Perinatal Mental Health
Your heart likely stopped every time you’ve taken a pregnancy test. Whether your test showed one line the first three tests you took or two lines instantly (or that anxiety-provoking line that seems to be screaming “maybe?!”), feeling a flood of emotions is normal. For many women, getting pregnant is one of the biggest transitions she’s yet faced in her lifetime. This isn’t the time to pull up your boot straps, it’s the perfect time to focus on yourself and your fears, anxieties, and needs. You may be elated, thrilled, and over-the-moon with joy and the next second be terrified, anxious, and overwhelmed. You may be wondering how this pregnancy will impact your marriage or if you and your partner are ready for this next step. From pre-conception to pregnancy to postpartum care to the early parenting years, it is my goal to support you and help you process the difficult feelings you may be experiencing. Together we will find a way to get you back at it! And I welcome your little one at our appointments—I know you’re dealing with some tough stuff and I want counseling to be as easy and accessible as possible to you.
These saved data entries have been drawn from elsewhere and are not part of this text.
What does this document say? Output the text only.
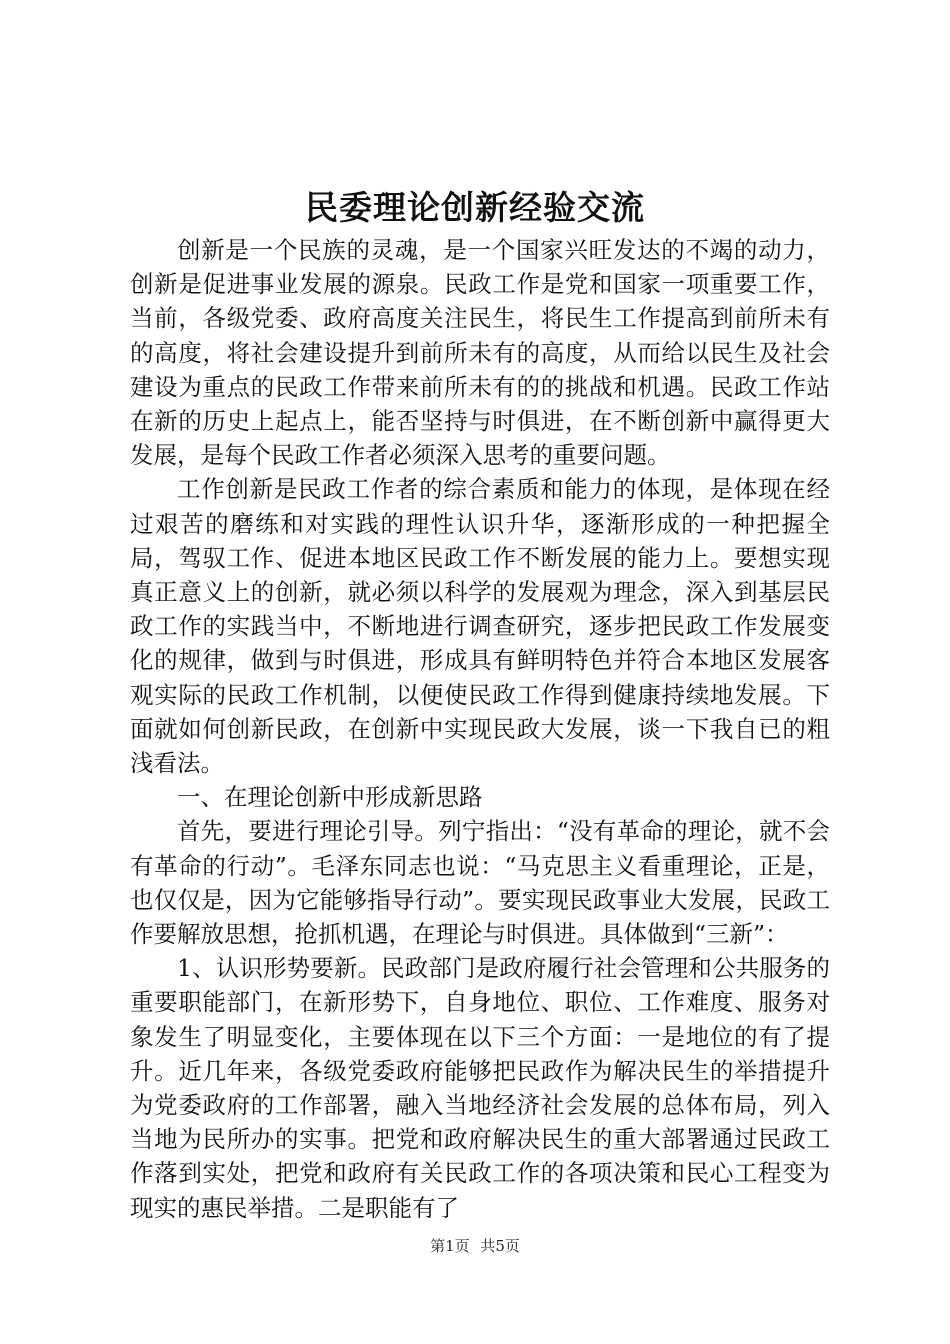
民委理论创新经验交流

创新是一个民族的灵魂，是一个国家兴旺发达的不竭的动力，创新是促进事业发展的源泉。民政工作是党和国家一项重要工作，当前，各级党委、政府高度关注民生，将民生工作提高到前所未有的高度，将社会建设提升到前所未有的高度，从而给以民生及社会建设为重点的民政工作带来前所未有的的挑战和机遇。民政工作站在新的历史上起点上，能否坚持与时俱进，在不断创新中赢得更大发展，是每个民政工作者必须深入思考的重要问题。

工作创新是民政工作者的综合素质和能力的体现，是体现在经过艰苦的磨练和对实践的理性认识升华，逐渐形成的一种把握全局，驾驭工作、促进本地区民政工作不断发展的能力上。要想实现真正意义上的创新，就必须以科学的发展观为理念，深入到基层民政工作的实践当中，不断地进行调查研究，逐步把民政工作发展变化的规律，做到与时俱进，形成具有鲜明特色并符合本地区发展客观实际的民政工作机制，以便使民政工作得到健康持续地发展。下面就如何创新民政，在创新中实现民政大发展，谈一下我自已的粗浅看法。

一、在理论创新中形成新思路

首先，要进行理论引导。列宁指出：“没有革命的理论，就不会有革命的行动”。毛泽东同志也说：“马克思主义看重理论，正是，也仅仅是，因为它能够指导行动”。要实现民政事业大发展，民政工作要解放思想，抢抓机遇，在理论与时俱进。具体做到“三新”：

1、认识形势要新。民政部门是政府履行社会管理和公共服务的重要职能部门，在新形势下，自身地位、职位、工作难度、服务对象发生了明显变化，主要体现在以下三个方面：一是地位的有了提升。近几年来，各级党委政府能够把民政作为解决民生的举措提升为党委政府的工作部署，融入当地经济社会发展的总体布局，列入当地为民所办的实事。把党和政府解决民生的重大部署通过民政工作落到实处，把党和政府有关民政工作的各项决策和民心工程变为现实的惠民举措。二是职能有了

第1页 共5页
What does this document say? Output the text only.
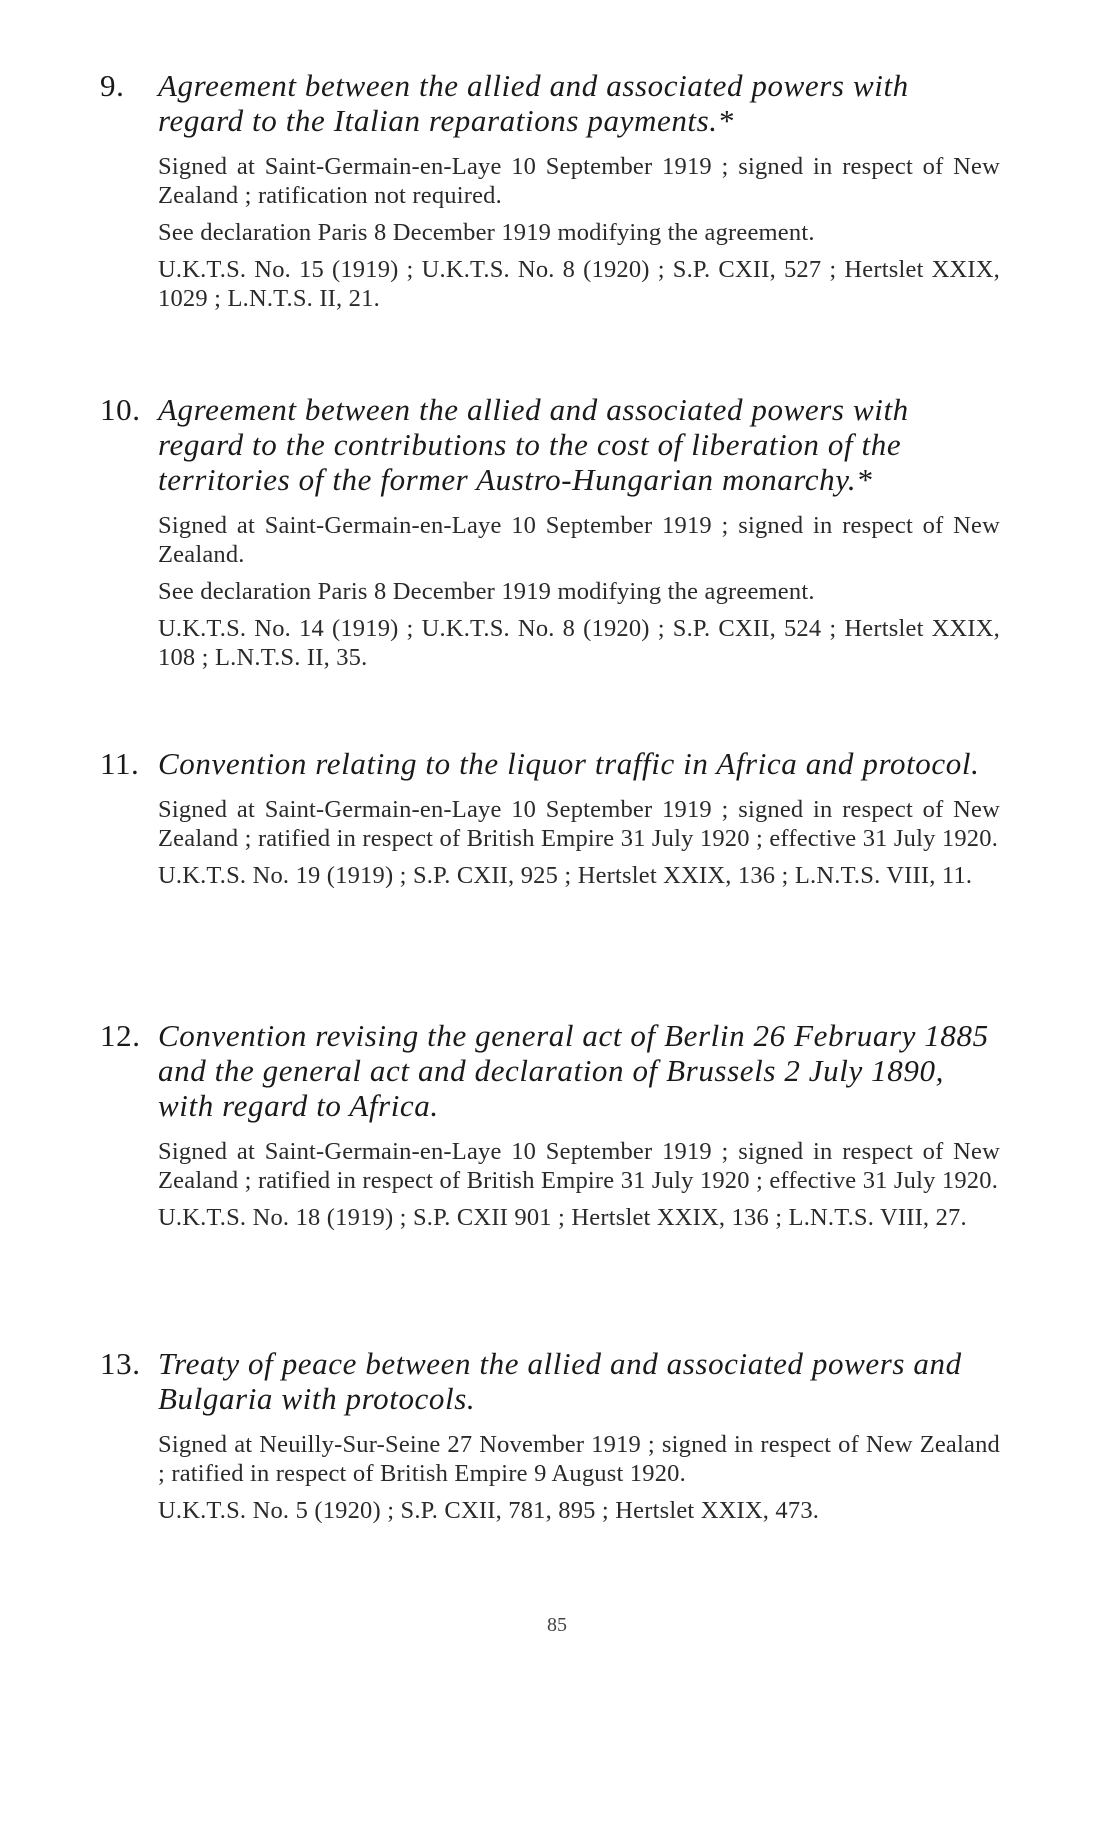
9. Agreement between the allied and associated powers with regard to the Italian reparations payments.*

Signed at Saint-Germain-en-Laye 10 September 1919 ; signed in respect of New Zealand ; ratification not required.

See declaration Paris 8 December 1919 modifying the agreement.

U.K.T.S. No. 15 (1919) ; U.K.T.S. No. 8 (1920) ; S.P. CXII, 527 ; Hertslet XXIX, 1029 ; L.N.T.S. II, 21.

10. Agreement between the allied and associated powers with regard to the contributions to the cost of liberation of the territories of the former Austro-Hungarian monarchy.*

Signed at Saint-Germain-en-Laye 10 September 1919 ; signed in respect of New Zealand.

See declaration Paris 8 December 1919 modifying the agreement.

U.K.T.S. No. 14 (1919) ; U.K.T.S. No. 8 (1920) ; S.P. CXII, 524 ; Hertslet XXIX, 108 ; L.N.T.S. II, 35.

11. Convention relating to the liquor traffic in Africa and protocol.

Signed at Saint-Germain-en-Laye 10 September 1919 ; signed in respect of New Zealand ; ratified in respect of British Empire 31 July 1920 ; effective 31 July 1920.

U.K.T.S. No. 19 (1919) ; S.P. CXII, 925 ; Hertslet XXIX, 136 ; L.N.T.S. VIII, 11.

12. Convention revising the general act of Berlin 26 February 1885 and the general act and declaration of Brussels 2 July 1890, with regard to Africa.

Signed at Saint-Germain-en-Laye 10 September 1919 ; signed in respect of New Zealand ; ratified in respect of British Empire 31 July 1920 ; effective 31 July 1920.

U.K.T.S. No. 18 (1919) ; S.P. CXII 901 ; Hertslet XXIX, 136 ; L.N.T.S. VIII, 27.

13. Treaty of peace between the allied and associated powers and Bulgaria with protocols.

Signed at Neuilly-Sur-Seine 27 November 1919 ; signed in respect of New Zealand ; ratified in respect of British Empire 9 August 1920.

U.K.T.S. No. 5 (1920) ; S.P. CXII, 781, 895 ; Hertslet XXIX, 473.

85
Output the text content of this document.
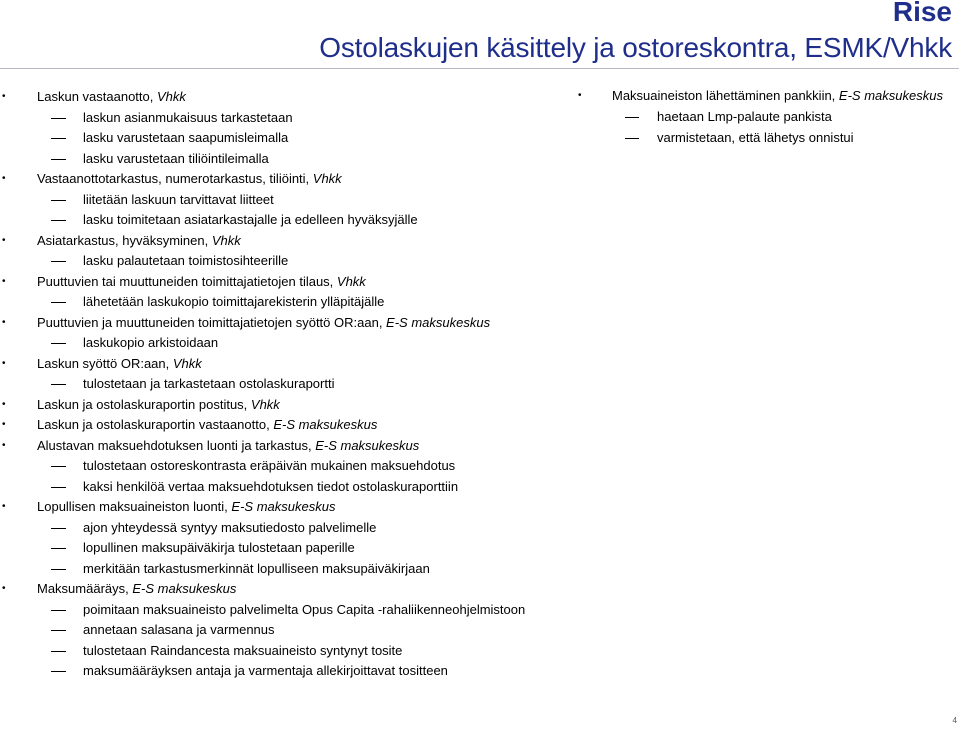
Rise
Ostolaskujen käsittely ja ostoreskontra, ESMK/Vhkk
• Laskun vastaanotto, Vhkk
laskun asianmukaisuus tarkastetaan
lasku varustetaan saapumisleimalla
lasku varustetaan tiliöintileimalla
• Vastaanottotarkastus, numerotarkastus, tiliöinti, Vhkk
liitetään laskuun tarvittavat liitteet
lasku toimitetaan asiatarkastajalle ja edelleen hyväksyjälle
• Asiatarkastus, hyväksyminen, Vhkk
lasku palautetaan toimistosihteerille
• Puuttuvien tai muuttuneiden toimittajatietojen tilaus, Vhkk
lähetetään laskukopio toimittajarekisterin ylläpitäjälle
• Puuttuvien ja muuttuneiden toimittajatietojen syöttö OR:aan, E-S maksukeskus
laskukopio arkistoidaan
• Laskun syöttö OR:aan, Vhkk
tulostetaan ja tarkastetaan ostolaskuraportti
• Laskun ja ostolaskuraportin postitus, Vhkk
• Laskun ja ostolaskuraportin vastaanotto, E-S maksukeskus
• Alustavan maksuehdotuksen luonti ja tarkastus, E-S maksukeskus
tulostetaan ostoreskontrasta eräpäivän mukainen maksuehdotus
kaksi henkilöä vertaa maksuehdotuksen tiedot ostolaskuraporttiin
• Lopullisen maksuaineiston luonti, E-S maksukeskus
ajon yhteydessä syntyy maksutiedosto palvelimelle
lopullinen maksupäiväkirja tulostetaan paperille
merkitään tarkastusmerkinnät lopulliseen maksupäiväkirjaan
• Maksumääräys, E-S maksukeskus
poimitaan maksuaineisto palvelimelta Opus Capita -rahaliikenneohjelmistoon
annetaan salasana ja varmennus
tulostetaan Raindancesta maksuaineisto syntynyt tosite
maksumääräyksen antaja ja varmentaja allekirjoittavat tositteen
• Maksuaineiston lähettäminen pankkiin, E-S maksukeskus
haetaan Lmp-palaute pankista
varmistetaan, että lähetys onnistui
4
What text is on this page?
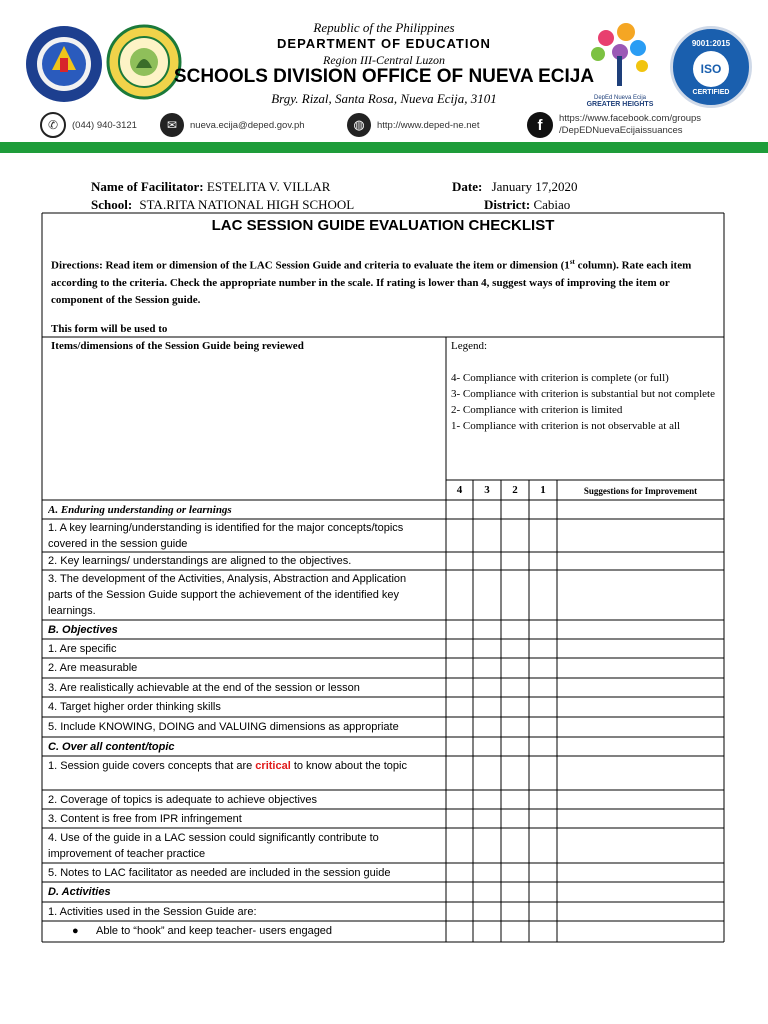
Republic of the Philippines
DEPARTMENT OF EDUCATION
Region III-Central Luzon
SCHOOLS DIVISION OFFICE OF NUEVA ECIJA
Brgy. Rizal, Santa Rosa, Nueva Ecija, 3101	DepEd Nueva Ecija
GREATER HEIGHTS
9001:2015
ISO
CERTIFIED
✆	(044) 940-3121	✉	nueva.ecija@deped.gov.ph	◍	http://www.deped-ne.net	f	https://www.facebook.com/groups
/DepEDNuevaEcijaissuances
Name of Facilitator: ESTELITA V. VILLAR	Date: January 17,2020
School: STA.RITA NATIONAL HIGH SCHOOL	District: Cabiao
LAC SESSION GUIDE EVALUATION CHECKLIST
Directions: Read item or dimension of the LAC Session Guide and criteria to evaluate the item or dimension (1st column). Rate each item according to the criteria. Check the appropriate number in the scale. If rating is lower than 4, suggest ways of improving the item or component of the Session guide.
This form will be used to
Items/dimensions of the Session Guide being reviewed	Legend:
4- Compliance with criterion is complete (or full)
3- Compliance with criterion is substantial but not complete
2- Compliance with criterion is limited
1- Compliance with criterion is not observable at all
4	3	2	1	Suggestions for Improvement
A. Enduring understanding or learnings
1. A key learning/understanding is identified for the major concepts/topics covered in the session guide
2. Key learnings/ understandings are aligned to the objectives.
3. The development of the Activities, Analysis, Abstraction and Application parts of the Session Guide support the achievement of the identified key learnings.
B. Objectives
1. Are specific
2. Are measurable
3. Are realistically achievable at the end of the session or lesson
4. Target higher order thinking skills
5. Include KNOWING, DOING and VALUING dimensions as appropriate
C. Over all content/topic
1. Session guide covers concepts that are critical to know about the topic
2. Coverage of topics is adequate to achieve objectives
3. Content is free from IPR infringement
4. Use of the guide in a LAC session could significantly contribute to improvement of teacher practice
5. Notes to LAC facilitator as needed are included in the session guide
D. Activities
1. Activities used in the Session Guide are:
● Able to “hook” and keep teacher- users engaged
Check out my Services page on the different services I offer that may make therapy easier for you with your little one.
What is postpartum depression?
What are perinatal mood and anxiety disorders and what are the different kinds?
Many women don’t know that postpartum depression is only one in a wider spectrum of perinatal mental illnesses. (The word “perinatal,” by the way, means during pregnancy and after birth, so perinatal mental illnesses are those that happen any time during pregnancy or the first year postpartum.) Not everyone experiences the deep sadness and disconnection of postpartum depression.
Here is a list of perinatal mood and anxiety disorders we think you should know about:
- Postpartum Depression can feature appetite and sleep problems, difficulty concentrating and making decisions, lack of interest in the baby, irritation or anger or rage, withdrawal from interacting with others, sadness and crying, the constant feeling of being overwhelmed, and/or possible thoughts of harming oneself or running away and escaping.
- Antenatal Depression has symptoms similar to PPD but instead occurs during pregnancy.
- Postpartum Anxiety is marked by excessive worries and fears that are often centered on the baby, difficulty sleeping or eating, and sometimes physical symptoms like diarrhea, headaches or nausea. There is some discussion in the medical world that postpartum depression and postpartum anxiety are actually one in the same illness, and that some moms may have more depression-like symptoms while others’ experience of PPD is more filled with worry, fear and anxiety.
- Postpartum OCD is characterized by obsessions – scary intrusive thoughts or mental images that come into your head that you don’t not want that are often related to harm coming to your baby – and compulsions – doing things over and over to reduce the fears and obsessions like cleaning or counting.
- Postpartum Panic Disorder involves recurring panic attacks, which can include shortness of breath, chest pain, heart palpitations and numbness or tingling in the extremities. Some women having panic attacks feel like they’re having a heart attack.
- Postpartum Post-Traumatic Stress Disorder, usually brought on by a traumatic childbirth (or the perception of one), is similar to other forms of PTSD in that sufferers re- experience the trauma they experienced in thoughts and nightmares.
- Postpartum Psychosis is a rare and dangerous illness that is considered a psychiatric emergency and features delusions and/or hallucinations and mania.
- Bipolar, peripartum onset (also known as postpartum bipolar disorder) include symptoms like hypomania and mania, which includes pressurized/rapid speech, grandiose thinking, little need for sleep, agitation and/or depression. If you have these symptoms you should call your doctor immediately due to the potential rapid cycling of bipolar disorder.